Genetic polymorphism of methionine synthase reductase in young and middle-aged patients with cerebral infarction
10.3760/cma.j.issn.1671-8925.2012.01.009
- VernacularTitle:中青年脑梗死患者蛋氨酸合成酶还原酶基因多态性研究
- Author:
Ai-Ling ZHANG
1
;
Lai-Hui FENG
;
Jun-Fang TENG
;
Xin-Yu ZHAO
Author Information
1. 郑州人民医院
- Keywords:
Cerebral infarction;
Methionine synthase reductase;
Gene polymorphism;
Homocysteine
- From:
Chinese Journal of Neuromedicine
2012;11(1):37-41
- CountryChina
- Language:Chinese
-
Abstract:
Objective To explore the relationship between methionine synthase reductase (MTRR) gene polymorphism and cerebral infarction in young and middle-aged patients.
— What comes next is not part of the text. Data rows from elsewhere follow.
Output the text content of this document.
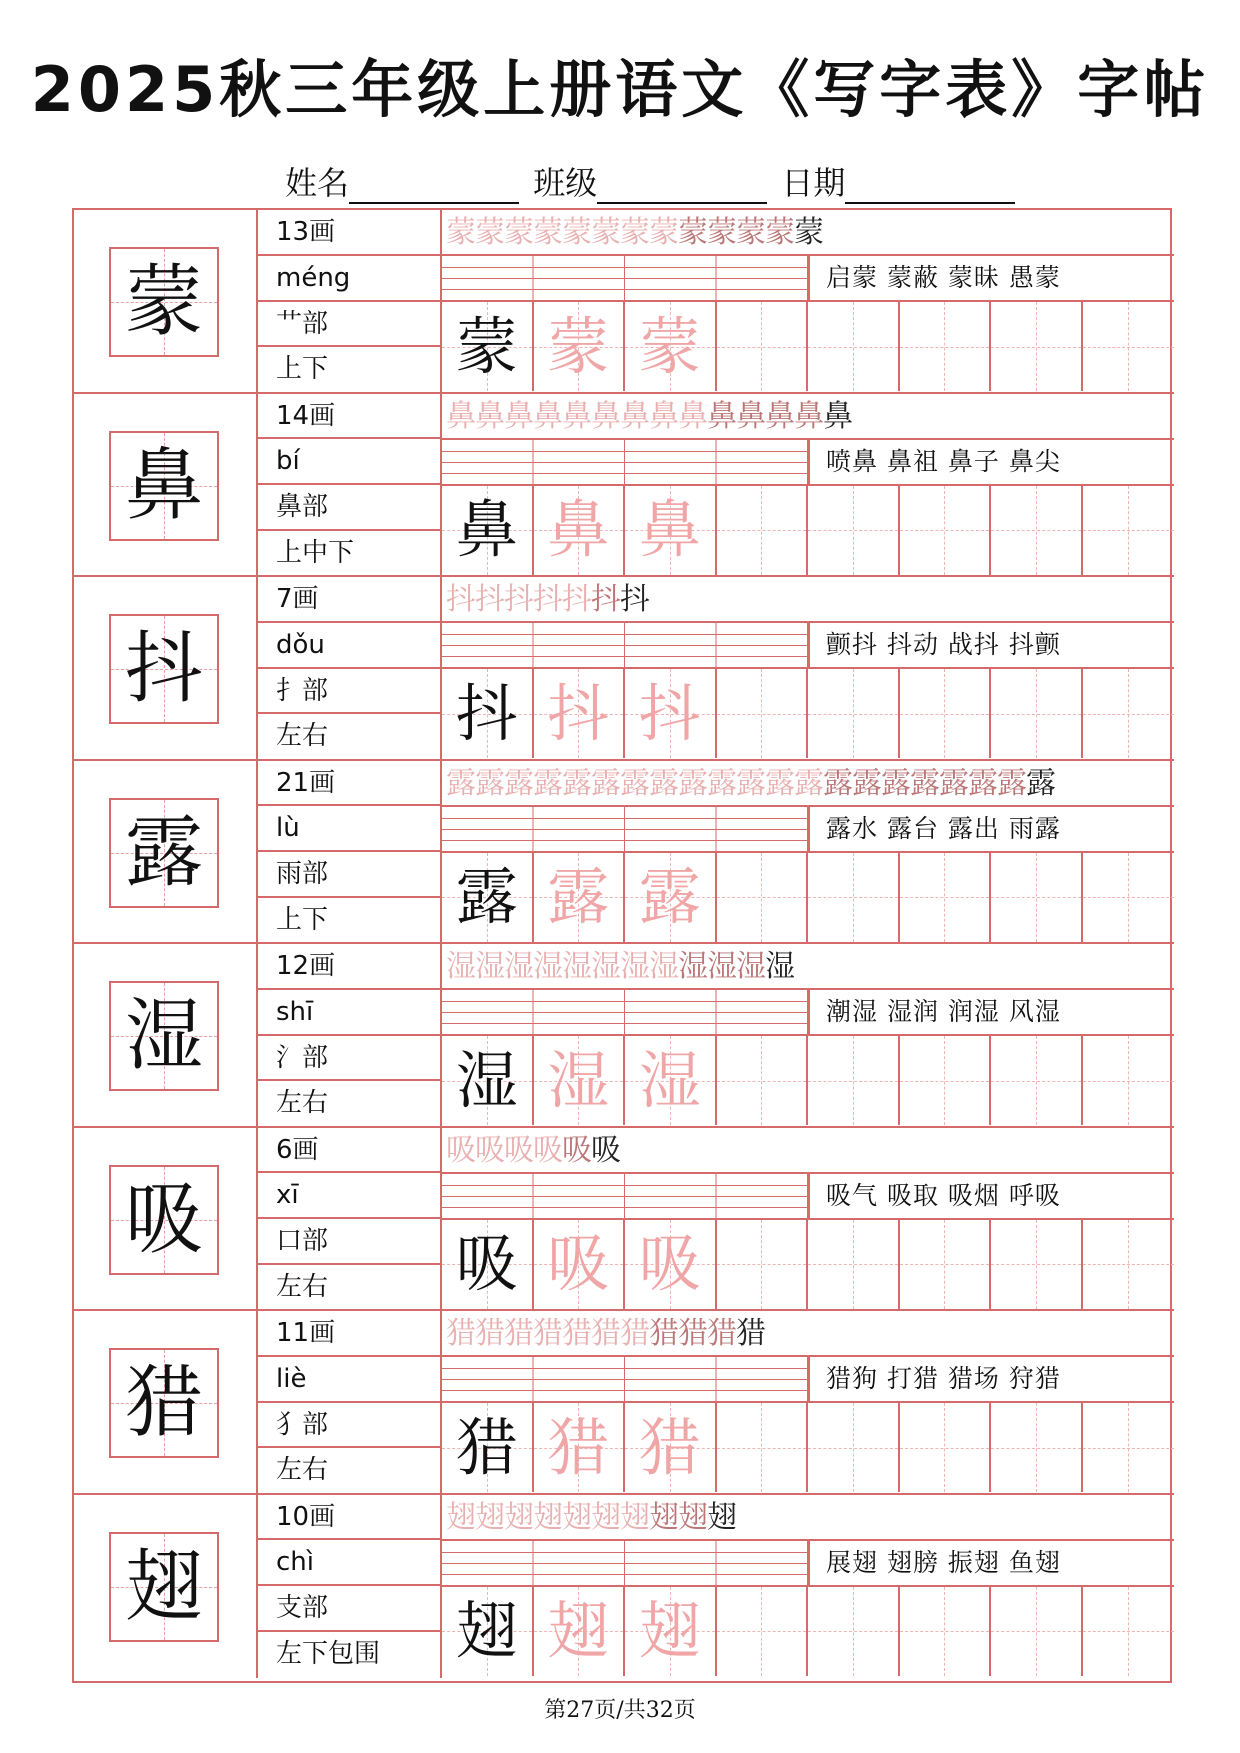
2025秋三年级上册语文《写字表》字帖
姓名	班级	日期
蒙
13画
méng
艹部
上下
蒙蒙蒙蒙蒙蒙蒙蒙蒙蒙蒙蒙蒙
启蒙 蒙蔽 蒙昧 愚蒙
蒙 蒙 蒙
鼻
14画
bí
鼻部
上中下
鼻鼻鼻鼻鼻鼻鼻鼻鼻鼻鼻鼻鼻鼻
喷鼻 鼻祖 鼻子 鼻尖
鼻 鼻 鼻
抖
7画
dǒu
扌部
左右
抖抖抖抖抖抖抖
颤抖 抖动 战抖 抖颤
抖 抖 抖
露
21画
lù
雨部
上下
露露露露露露露露露露露露露露露露露露露露露
露水 露台 露出 雨露
露 露 露
湿
12画
shī
氵部
左右
湿湿湿湿湿湿湿湿湿湿湿湿
潮湿 湿润 润湿 风湿
湿 湿 湿
吸
6画
xī
口部
左右
吸吸吸吸吸吸
吸气 吸取 吸烟 呼吸
吸 吸 吸
猎
11画
liè
犭部
左右
猎猎猎猎猎猎猎猎猎猎猎
猎狗 打猎 猎场 狩猎
猎 猎 猎
翅
10画
chì
支部
左下包围
翅翅翅翅翅翅翅翅翅翅
展翅 翅膀 振翅 鱼翅
翅 翅 翅
第27页/共32页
Methods The genotype of MTRR A66G was analyzed by polymerase chain reaction-restrictive fragment length polymorphism (PCR-RFLP) and the plasma homocysteine (Hcy) level was measured by high performance liquid chromatography in 105 young and middle-aged patients with cerebral infarction and 116 age-matched healthy controls. Results The genotype distribution and allele frequencies of MTRR A 66G gene between the 2 groups had no statistical significance (P>0.05).Stratified analysis,performed according to whether cerebral infarction was complicated with hypertension,diabetes or coronary heart disease,indicated that the frequencies ofGG genotype and G allele in cerebral infarction patients without complications were obviously higher than those in controls (36.4% vs.23.3%,62.1% vs.52.2%),but no statistical significance was noted between them (P>0.05).No statistical difference was observed between cerebral infarction patients with complications and controls (P>0.05). The mean plasma Hcy level in patients and controls with GG genotype was significantly higher than that in patients and controls with AA genotype (P<0.05). Conclusion No association between MTRR A 66G polymorphism and cerebral infarction is noted in young and middle-aged patients, while GG mutant homozygous ofMTRR A66G gene can significantly raise the plasma Hcy level.